His number one card is money -- or rather the lack of it, in that the prospective customers don't have billions of dollars on hand for new arms purchases. None of the manufacturers reveal detail costing for their aircraft, but its certain the Russians have the inside track on pricing. Our correspondent notes Russian reports that Malaysia paid more to buy eight American F-18s than it paid for 18 MIG-29s.
"And we are ready to consider any form of payment," Zotov says. The Russian arms industry is skilled in clinching barter deals from the old Soviet days when equipment was supplied to countries as far-flung as the Middle East and Africa. In Europe, Russia still owes millions dollars to a number of its former Warsaw Pact allies, including Hungary. Budapest has already accepted MIG-29s in 1994 in barter for debt settlement, and the others might be tempted to do the same.
Zotov says MAPO is also ready to help modernize hundreds of older MIG jets, such as MIG-21, still serving in air forces of Eastern and Central European countries. In the past MAPO has conducted one sweeping modernization like that in India updating that country's MIG-21 from second to fourth generation fighters.
Conscious of the quality question, MAPO also insists it is ready to provide adequate servicing in any country willing to buy its products.

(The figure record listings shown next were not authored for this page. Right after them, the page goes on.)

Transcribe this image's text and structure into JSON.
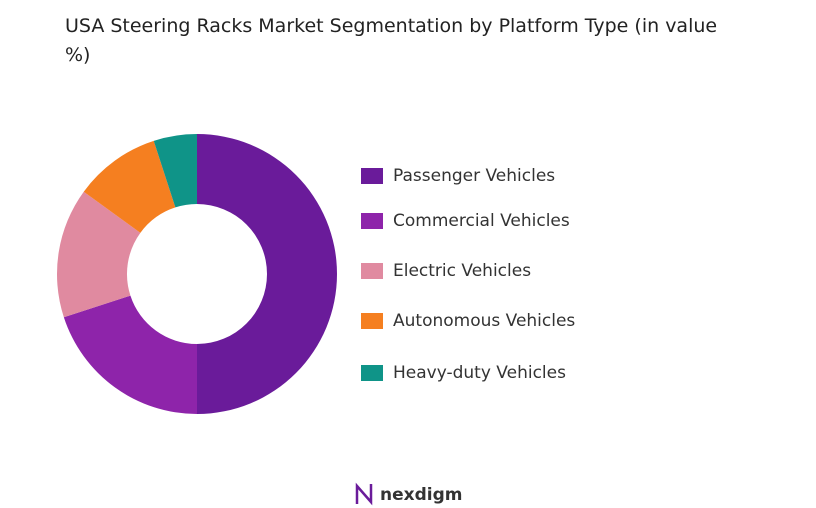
{
  "chart_data": {
    "type": "donut",
    "title": "USA Steering Racks Market Segmentation by Platform Type (in value %)",
    "categories": [
      "Passenger Vehicles",
      "Commercial Vehicles",
      "Electric Vehicles",
      "Autonomous Vehicles",
      "Heavy-duty Vehicles"
    ],
    "values": [
      50,
      20,
      15,
      10,
      5
    ],
    "colors": [
      "#6a1b9a",
      "#8e24aa",
      "#e08aa0",
      "#f57f20",
      "#0f9488"
    ],
    "legend": "right"
  },
  "logo": "nexdigm"
}
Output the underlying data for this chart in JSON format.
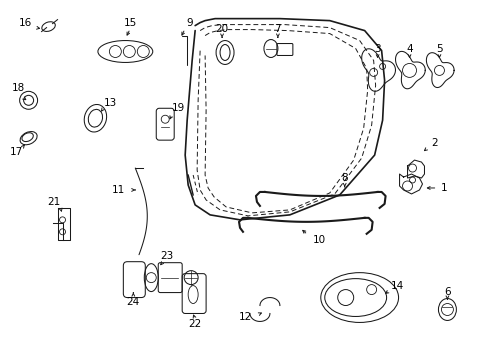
{
  "bg_color": "#ffffff",
  "line_color": "#1a1a1a",
  "figsize": [
    4.89,
    3.6
  ],
  "dpi": 100,
  "lw": 0.75
}
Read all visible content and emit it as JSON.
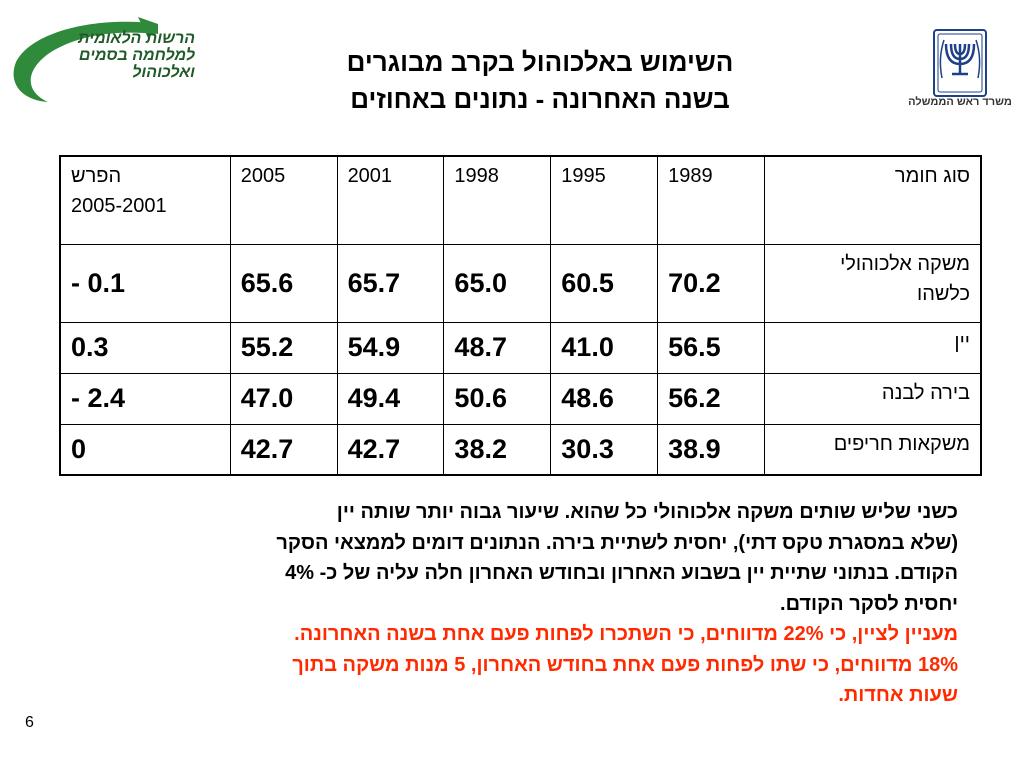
{
  "logo": {
    "lines": [
      "הרשות הלאומית",
      "למלחמה בסמים",
      "ואלכוהול"
    ],
    "color": "#2f8a3c"
  },
  "title": {
    "line1": "השימוש באלכוהול בקרב מבוגרים",
    "line2": "בשנה האחרונה - נתונים באחוזים"
  },
  "emblem": {
    "icon": "menorah-emblem-icon",
    "caption": "משרד ראש הממשלה"
  },
  "table": {
    "headers": [
      "סוג חומר",
      "1989",
      "1995",
      "1998",
      "2001",
      "2005",
      [
        "הפרש",
        "2005-2001"
      ]
    ],
    "rows": [
      {
        "label": [
          "משקה אלכוהולי",
          "כלשהו"
        ],
        "values": [
          "70.2",
          "60.5",
          "65.0",
          "65.7",
          "65.6",
          "0.1 -"
        ]
      },
      {
        "label": [
          "יין"
        ],
        "values": [
          "56.5",
          "41.0",
          "48.7",
          "54.9",
          "55.2",
          "0.3"
        ]
      },
      {
        "label": [
          "בירה לבנה"
        ],
        "values": [
          "56.2",
          "48.6",
          "50.6",
          "49.4",
          "47.0",
          "2.4 -"
        ]
      },
      {
        "label": [
          "משקאות חריפים"
        ],
        "values": [
          "38.9",
          "30.3",
          "38.2",
          "42.7",
          "42.7",
          "0"
        ]
      }
    ]
  },
  "body": {
    "black_lines": [
      "כשני שליש שותים משקה אלכוהולי כל שהוא. שיעור גבוה יותר שותה יין",
      "(שלא במסגרת טקס דתי), יחסית לשתיית בירה. הנתונים דומים לממצאי הסקר",
      "הקודם. בנתוני שתיית יין בשבוע האחרון ובחודש האחרון חלה עליה של כ- 4%",
      "יחסית לסקר הקודם."
    ],
    "red_lines": [
      "מעניין לציין, כי 22% מדווחים, כי השתכרו לפחות פעם אחת בשנה האחרונה.",
      "18% מדווחים, כי שתו לפחות פעם אחת בחודש האחרון, 5 מנות משקה בתוך",
      "שעות אחדות."
    ],
    "red_color": "#ff2a00"
  },
  "page_number": "6"
}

As to the respective performances of the jets, Russian aviation analysts rate the technical reliability of a properly-maintained MIG-29 as higher than that of comparable western models. Western analysts, however, while acknowledging the MIG's virtues, point to what they see as weak engine design impairing the fighter's top combat performance.
As for the psychological factor, the Russians don't see that as insurmountable. They note there is a total of 24 MAPO-made MIG-29 fighters already flying under NATO colours, namely in the German Luftwaffe, and that they regularly participate in NATO exercises. West Germany inherited them from communist East Germany after the demolition of the Berlin Wall.
Our correspondents writes that the MIG-29 was the second most wanted fighter internationally from 1992 to 1995. During this period 114 MIG-29s worth an estimated $2.8 billion were supplied to Iran, Hungary, Slovakia, India and Malaysia while Lockheed Martin sold 248 F-16's worth an estimated $9.4 billion to Taiwan, Greece, Turkey, Singapore and Finland. More recently MAPO sold new fighters to India which now has a total of more than 60 MIG-29s.
Mapo also has lines other than fighters. Last year it sold $40 million worth of Mi-17 helicopters to Columbia in Latin America. Reports say helicopter deals are also being negotiated with Canada and Slovakia.